Abstract
Platelet Rich Plasma (PRP), either rich (L-PRP) or poor (P-PRP) of leukocytes, is frequently used as an anti-inflammatory and regenerative tool in osteoarthritis (OA). PRP contains proteins but not genes as it is derived from megakaryocytes. Proteomics but not metabolomics of PRP was recently studied. Metabolomics is a field of ‘omics’ research involved in comprehensive portrayal of the small molecules, metabolites, in the metabolome. These small molecules can be endogenous metabolites or exogenous compounds found in an organism (1).

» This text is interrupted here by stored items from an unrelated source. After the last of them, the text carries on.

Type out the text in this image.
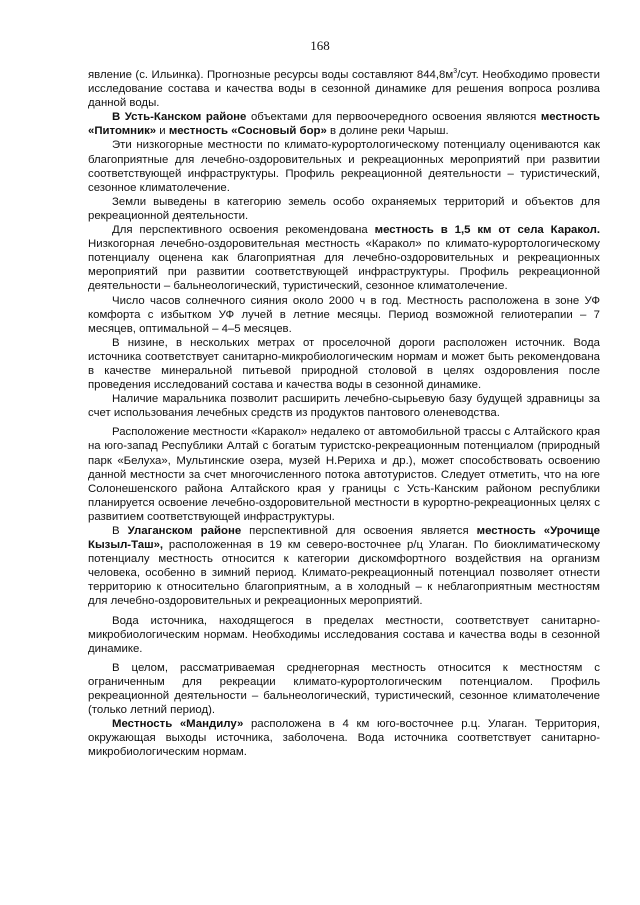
168

явление (с. Ильинка). Прогнозные ресурсы воды составляют $844,8м^3$/сут. Необходимо провести исследование состава и качества воды в сезонной динамике для решения вопроса розлива данной воды.

В Усть-Канском районе объектами для первоочередного освоения являются местность «Питомник» и местность «Сосновый бор» в долине реки Чарыш.

Эти низкогорные местности по климато-курортологическому потенциалу оцениваются как благоприятные для лечебно-оздоровительных и рекреационных мероприятий при развитии соответствующей инфраструктуры. Профиль рекреационной деятельности – туристический, сезонное климатолечение.

Земли выведены в категорию земель особо охраняемых территорий и объектов для рекреационной деятельности.

Для перспективного освоения рекомендована местность в 1,5 км от села Каракол. Низкогорная лечебно-оздоровительная местность «Каракол» по климато-курортологическому потенциалу оценена как благоприятная для лечебно-оздоровительных и рекреационных мероприятий при развитии соответствующей инфраструктуры. Профиль рекреационной деятельности – бальнеологический, туристический, сезонное климатолечение.

Число часов солнечного сияния около 2000 ч в год. Местность расположена в зоне УФ комфорта с избытком УФ лучей в летние месяцы. Период возможной гелиотерапии – 7 месяцев, оптимальной – 4–5 месяцев.

В низине, в нескольких метрах от проселочной дороги расположен источник. Вода источника соответствует санитарно-микробиологическим нормам и может быть рекомендована в качестве минеральной питьевой природной столовой в целях оздоровления после проведения исследований состава и качества воды в сезонной динамике.

Наличие маральника позволит расширить лечебно-сырьевую базу будущей здравницы за счет использования лечебных средств из продуктов пантового оленеводства.

Расположение местности «Каракол» недалеко от автомобильной трассы с Алтайского края на юго-запад Республики Алтай с богатым туристско-рекреационным потенциалом (природный парк «Белуха», Мультинские озера, музей Н.Рериха и др.), может способствовать освоению данной местности за счет многочисленного потока автотуристов. Следует отметить, что на юге Солонешенского района Алтайского края у границы с Усть-Канским районом республики планируется освоение лечебно-оздоровительной местности в курортно-рекреационных целях с развитием соответствующей инфраструктуры.

В Улаганском районе перспективной для освоения является местность «Урочище Кызыл-Таш», расположенная в 19 км северо-восточнее р/ц Улаган. По биоклиматическому потенциалу местность относится к категории дискомфортного воздействия на организм человека, особенно в зимний период. Климато-рекреационный потенциал позволяет отнести территорию к относительно благоприятным, а в холодный – к неблагоприятным местностям для лечебно-оздоровительных и рекреационных мероприятий.

Вода источника, находящегося в пределах местности, соответствует санитарно-микробиологическим нормам. Необходимы исследования состава и качества воды в сезонной динамике.

В целом, рассматриваемая среднегорная местность относится к местностям с ограниченным для рекреации климато-курортологическим потенциалом. Профиль рекреационной деятельности – бальнеологический, туристический, сезонное климатолечение (только летний период).

Местность «Мандилу» расположена в 4 км юго-восточнее р.ц. Улаган. Территория, окружающая выходы источника, заболочена. Вода источника соответствует санитарно-микробиологическим нормам.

Our aim was to determine the difference between L-PRP and P-PRP.
A cross-sectional clinical study was designed in six recreational male athletes between the ages of 18 and 35 years. 3 mL P-PRP and 3 mL -LPRP was prepared from 60 mL of venous blood after treating with 9 mL of sodium citrate and centrifugation at 2.700 rpm for 10 min. Half of the prepared PRP's were frozen at −20°C for a week. Fresh and frozen samples were analyzed at the Q-TOF LC/MS device after thawing to room temperature.
Untargeted metabolomic results revealed that the metabolomic profile of the L-PRP and P-PRP were significantly different from each other. A total of 33.438 peaks were found. Statistically significant (p<0.05) peaks were uploaded to the MetaboAnalyst 5.0 platform. Exogenous out of 2.308 metabolites were eliminated and metabolites found significant for our study were subjected to pathway analysis. Steroid biosynthesis, sphingolipid metabolism and metabolism of lipid pathways were affected. In the L-PRP samples, Nicotinamide riboside (FC: 2.2), MHPG (FC: 3.0), estrone sulfate (FC: 7.5), thiamine diphosphate (FC: 2.0), leukotriene E4 (FC: 7.5), PC(18:1 (9Z)e/2:0) (FC: 9.8) and Ap4A (FC: 2.1) were higher compared to P-PRP. C24 sulfatide (FC: −11.8), 3-hexaprenyl-4,5-dihydroxybenzoic acid (FC: −2.8) metabolites were furthermore lower in P-PRP. Clinical outcomes of PRP application should consider these metabolic pathways in future studies (2).